Gallagher and at least 10 others from Alpha Platoon, SEAL Team 7 were photographed together near the ISIS fighters’ corpse, however, Gallagher was the only one charged with the act, and it was the only charge he was found guilty of.

In the CBS clip, Gallagher expressed regret for posing for the photo.

“It’s wrong. I’ll say it’s wrong now. And I’ve definitely learned… my lesson… It’s distasteful,” he said.

Gallagher sent the photo to a friend with a joking text, “got him with my hunting knife,” a piece of evidence that prosecutors used to allege he stabbed the ISIS prisoner to death.

Petty Officer Corey Scott had revealed under oath – and under the protection of immunity that was granted by the government – that he, Gallagher and others had treated the ISIS fighter when he was brought into SEAL Team 7. Scott admitted he made the decision to cover the ISIS prisoner’s breathing tube so he would die by asphyxiation (suffocation) which he did.

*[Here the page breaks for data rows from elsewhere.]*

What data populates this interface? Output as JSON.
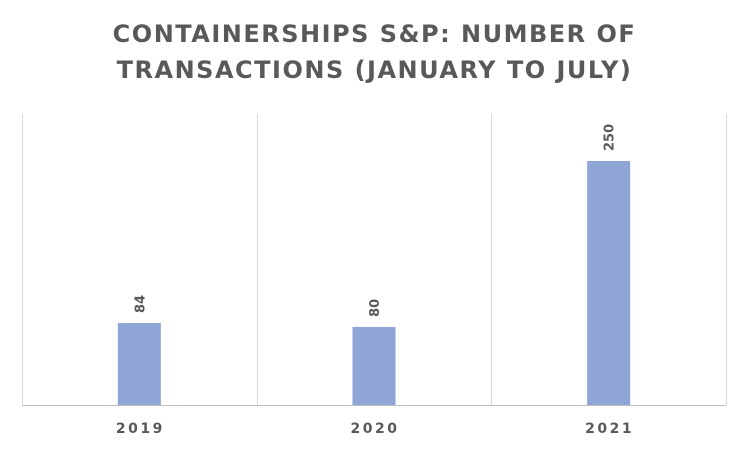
{
  "chart_data": {
    "type": "bar",
    "title_lines": [
      "CONTAINERSHIPS S&P: NUMBER OF",
      "TRANSACTIONS (JANUARY TO JULY)"
    ],
    "categories": [
      "2019",
      "2020",
      "2021"
    ],
    "values": [
      84,
      80,
      250
    ],
    "data_labels": [
      "84",
      "80",
      "250"
    ],
    "xlabel": "",
    "ylabel": "",
    "ylim": [
      0,
      250
    ],
    "grid": "vertical category separators",
    "legend": "none",
    "bar_color": "#8EA5D6",
    "grid_color": "#D9D9D9",
    "axis_color": "#BFBFBF",
    "text_color": "#595959"
  }
}
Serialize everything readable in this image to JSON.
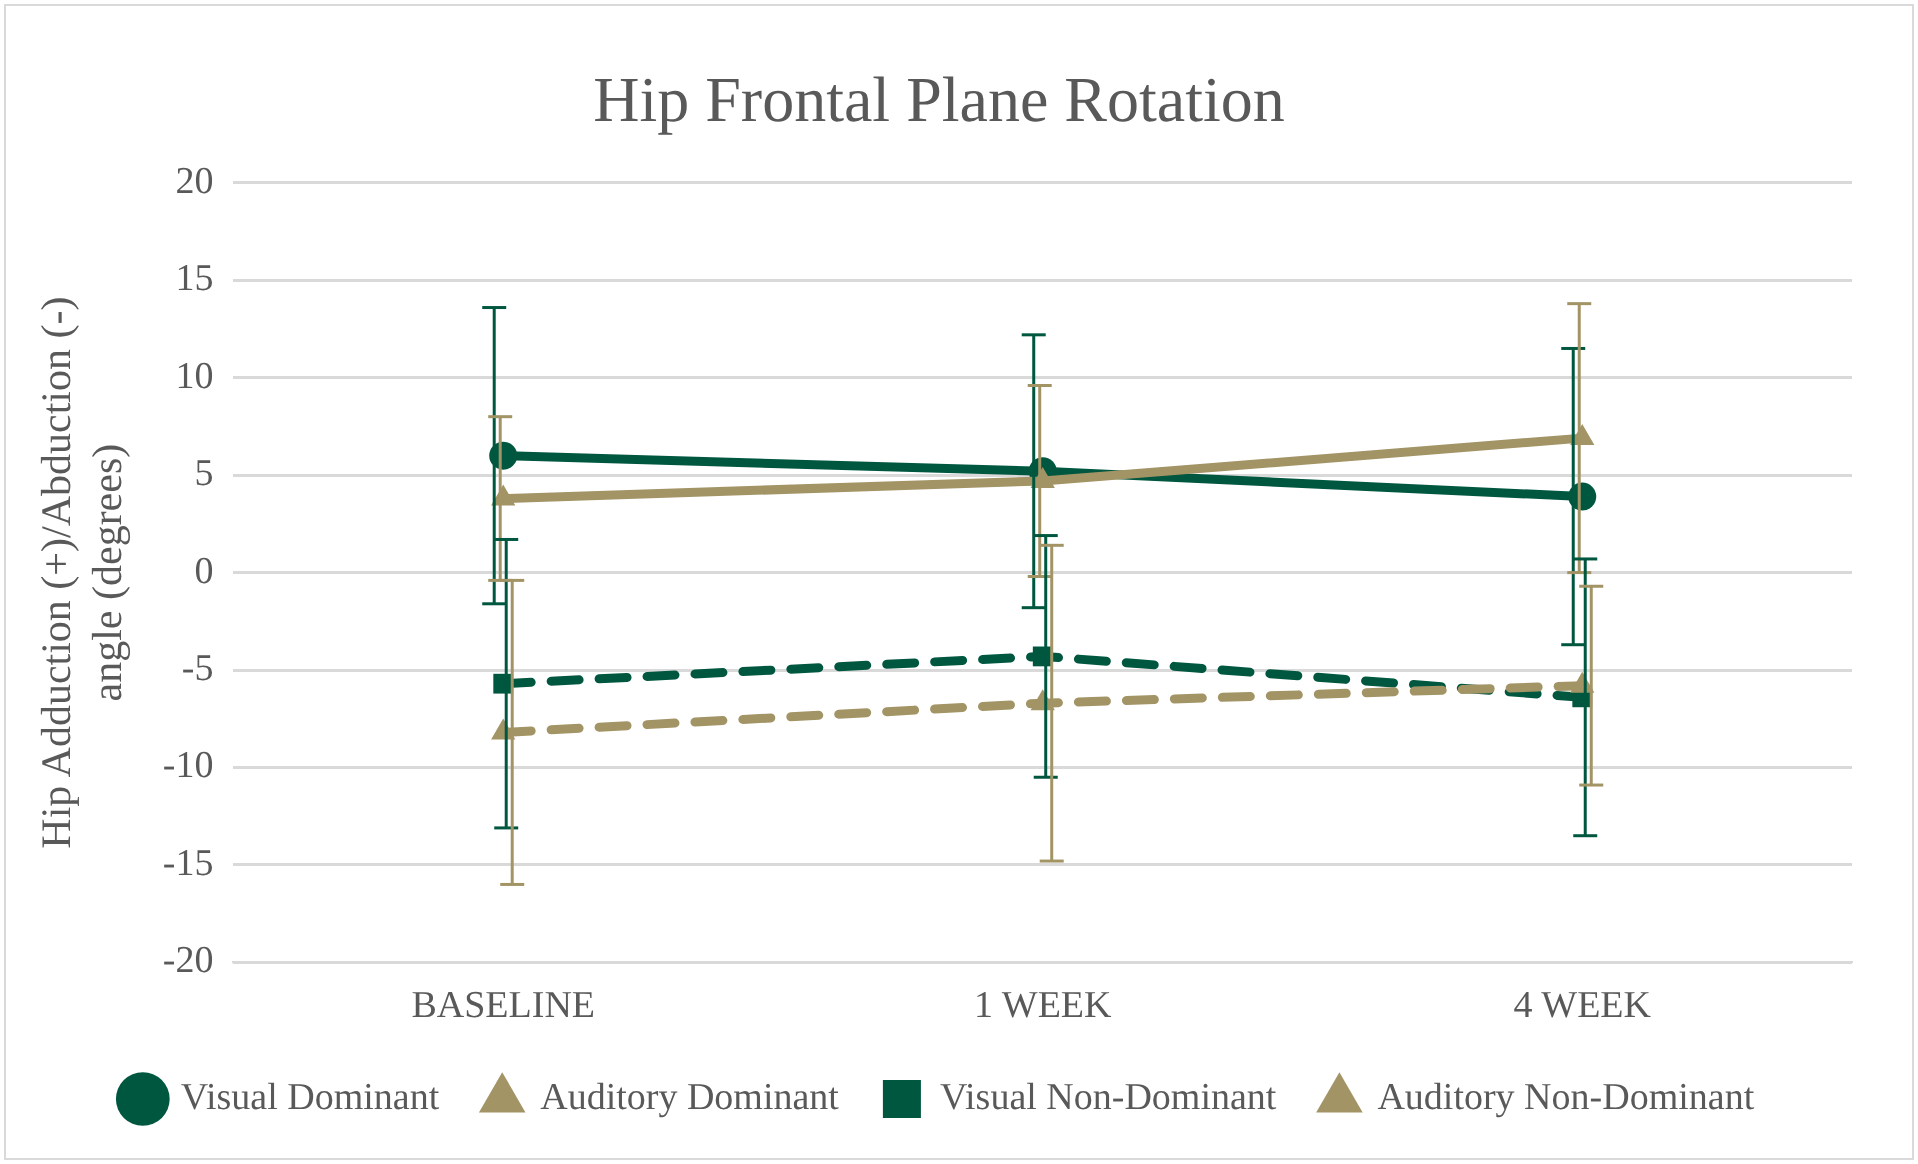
{
  "chart_data": {
    "type": "line",
    "title": "Hip Frontal Plane Rotation",
    "ylabel": "Hip Adduction (+)/Abduction (-) angle (degrees)",
    "categories": [
      "BASELINE",
      "1 WEEK",
      "4 WEEK"
    ],
    "series": [
      {
        "name": "Visual Dominant",
        "color": "#00573f",
        "values": [
          6.0,
          5.2,
          3.9
        ],
        "errors": [
          7.6,
          7.0,
          7.6
        ],
        "marker": "circle",
        "line_style": "solid"
      },
      {
        "name": "Auditory Dominant",
        "color": "#a39466",
        "values": [
          3.8,
          4.7,
          6.9
        ],
        "errors": [
          4.2,
          4.9,
          6.9
        ],
        "marker": "triangle",
        "line_style": "solid"
      },
      {
        "name": "Visual Non-Dominant",
        "color": "#00573f",
        "values": [
          -5.7,
          -4.3,
          -6.4
        ],
        "errors": [
          7.4,
          6.2,
          7.1
        ],
        "marker": "square",
        "line_style": "dashed"
      },
      {
        "name": "Auditory Non-Dominant",
        "color": "#a39466",
        "values": [
          -8.2,
          -6.7,
          -5.8
        ],
        "errors": [
          7.8,
          8.1,
          5.1
        ],
        "marker": "triangle",
        "line_style": "dashed"
      }
    ],
    "ylim": [
      -20,
      20
    ],
    "yticks": [
      -20,
      -15,
      -10,
      -5,
      0,
      5,
      10,
      15,
      20
    ],
    "grid": "y",
    "legend": "bottom"
  }
}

“It was like a joke text, dark humor,” Gallagher said. “I was trying to make it look tough… Yeah, I know how bad it looks when it gets out into the public, which it never was supposed to.”

Gallagher was sentenced to partial forfeiture of pay and reduced rank for the charge. However, Trump intervened to reinstate Gallagher’s rank, allowing him to retire as an E-7 Chief Petty Officer. Trump intervened again when the Navy attempted to strip Gallagher’s Trident Pin, a symbol of his membership as an elite SEAL.

“I’m pretty sure I’m the first person ever to go to a general court-martial for it, for taking a picture. It’s been done on previous deployments,” Gallagher said.

Though Trump intervened after the case was decided and sentence issued, Gallagher said he never wanted a presidential pardon because he wanted to prove his innocence in court.

“We didn’t want a pardon. I wanted to go to trial… if I had been pardoned, I would have had that presumption of guilt the rest of my life,” he said.